Thinking about Haiti

BWserioussarahstamp 

I've always avoided statements like "Children are the future" and "The children of today hold the answers tomorrow's greatest questions."  Really, they just seem a sappy statement of the obvious, kind of a nauseating, idealistic declaration.

However, over the weekend, those exact little sentences popped into my mind.  The earthquakes in Haiti have been weighing on me heavily.  I avoid media sensationalism, and so I really just have noted the bear facts for the week.  My imagination could fill in the morbid details without much difficulty at all.  Not long ago at all I was reading about the importance of not hiding the catastrophes of the world from your children and the need to use those terrible circumstances to teach your children empathy and motivate them to help people who need help.  So, when Ya Ya noticed pictures of Haiti on the news on my computer, we talked about what happened, about why it was in the news so much and what people were doing to help.  We talked about what wasn't working and why enough help wasn't getting to the people who needed it fast enough.  Ya Ya was very thoughtful.  She had questions.  And then she went away to play quietly.

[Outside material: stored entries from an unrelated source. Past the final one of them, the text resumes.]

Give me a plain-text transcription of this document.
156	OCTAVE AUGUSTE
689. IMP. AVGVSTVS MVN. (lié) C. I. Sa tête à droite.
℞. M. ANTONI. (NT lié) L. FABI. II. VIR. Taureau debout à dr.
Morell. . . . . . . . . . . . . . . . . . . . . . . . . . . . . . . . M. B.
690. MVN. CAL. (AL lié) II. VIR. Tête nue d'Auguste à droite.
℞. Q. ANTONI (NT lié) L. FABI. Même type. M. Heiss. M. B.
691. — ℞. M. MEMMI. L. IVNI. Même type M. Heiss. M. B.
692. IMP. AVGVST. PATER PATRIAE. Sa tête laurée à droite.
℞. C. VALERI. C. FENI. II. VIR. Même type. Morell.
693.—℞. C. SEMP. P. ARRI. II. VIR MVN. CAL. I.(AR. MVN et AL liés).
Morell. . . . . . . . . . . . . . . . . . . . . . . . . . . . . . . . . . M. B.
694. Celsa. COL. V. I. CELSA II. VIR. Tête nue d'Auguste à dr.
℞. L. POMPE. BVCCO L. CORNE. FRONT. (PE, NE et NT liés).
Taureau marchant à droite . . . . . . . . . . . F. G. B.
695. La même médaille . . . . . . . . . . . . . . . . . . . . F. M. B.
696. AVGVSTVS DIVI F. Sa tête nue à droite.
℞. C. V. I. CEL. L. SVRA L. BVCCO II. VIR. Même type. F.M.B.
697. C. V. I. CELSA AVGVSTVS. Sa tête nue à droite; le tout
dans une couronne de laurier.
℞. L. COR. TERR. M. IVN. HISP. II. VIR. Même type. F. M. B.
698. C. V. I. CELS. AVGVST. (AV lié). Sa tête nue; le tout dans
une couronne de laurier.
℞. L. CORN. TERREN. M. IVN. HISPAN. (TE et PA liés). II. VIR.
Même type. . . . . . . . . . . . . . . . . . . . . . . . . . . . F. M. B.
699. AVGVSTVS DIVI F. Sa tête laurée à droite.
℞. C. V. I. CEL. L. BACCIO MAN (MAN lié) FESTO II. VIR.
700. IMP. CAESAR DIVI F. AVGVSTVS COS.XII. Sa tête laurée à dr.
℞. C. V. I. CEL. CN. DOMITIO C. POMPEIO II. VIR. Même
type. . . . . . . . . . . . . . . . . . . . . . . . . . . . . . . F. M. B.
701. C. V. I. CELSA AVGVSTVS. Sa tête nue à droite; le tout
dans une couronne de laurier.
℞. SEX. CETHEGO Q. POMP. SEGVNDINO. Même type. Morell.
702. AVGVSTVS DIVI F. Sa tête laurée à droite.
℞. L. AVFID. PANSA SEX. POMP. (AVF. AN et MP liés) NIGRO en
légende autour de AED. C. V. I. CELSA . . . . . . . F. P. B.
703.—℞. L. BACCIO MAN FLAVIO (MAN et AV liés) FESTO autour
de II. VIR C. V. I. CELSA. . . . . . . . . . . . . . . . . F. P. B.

In a few minutes, she was back at my desk.  "Why aren't they using all the helicopters in our country?  They could send all the helicopters.  Helicopters can land anywhere, and even if they couldn't land, they could drop down buckets of food and medicine on ropes, and they could even lift people who needed to be rescued out.  Even if it was only one person at a time and the work was slow, it would be better than just leaving them there."   

I was impressed.  I, stuck in my grown up box of what I was capable of doing and what I wasn't capable of doing, hadn't even thought of helicopters.  And while I'm sure that someone in charge had thought of helicopters and there were probably some good reasons why there weren't jillions of helicopters being used right then in Haiti, I certainly didn't know what those reasons were.  Ya Ya really cared about the situation and all weekend she was thinking about it.  Every so often she'd some back to me with another important detail about new ways they could be using the helicopters.  I loved watching her think through the problem in ways I just simply wouldn't have.  I was so glad I didn't just shuffle away from the website with disturbing news when she first noticed.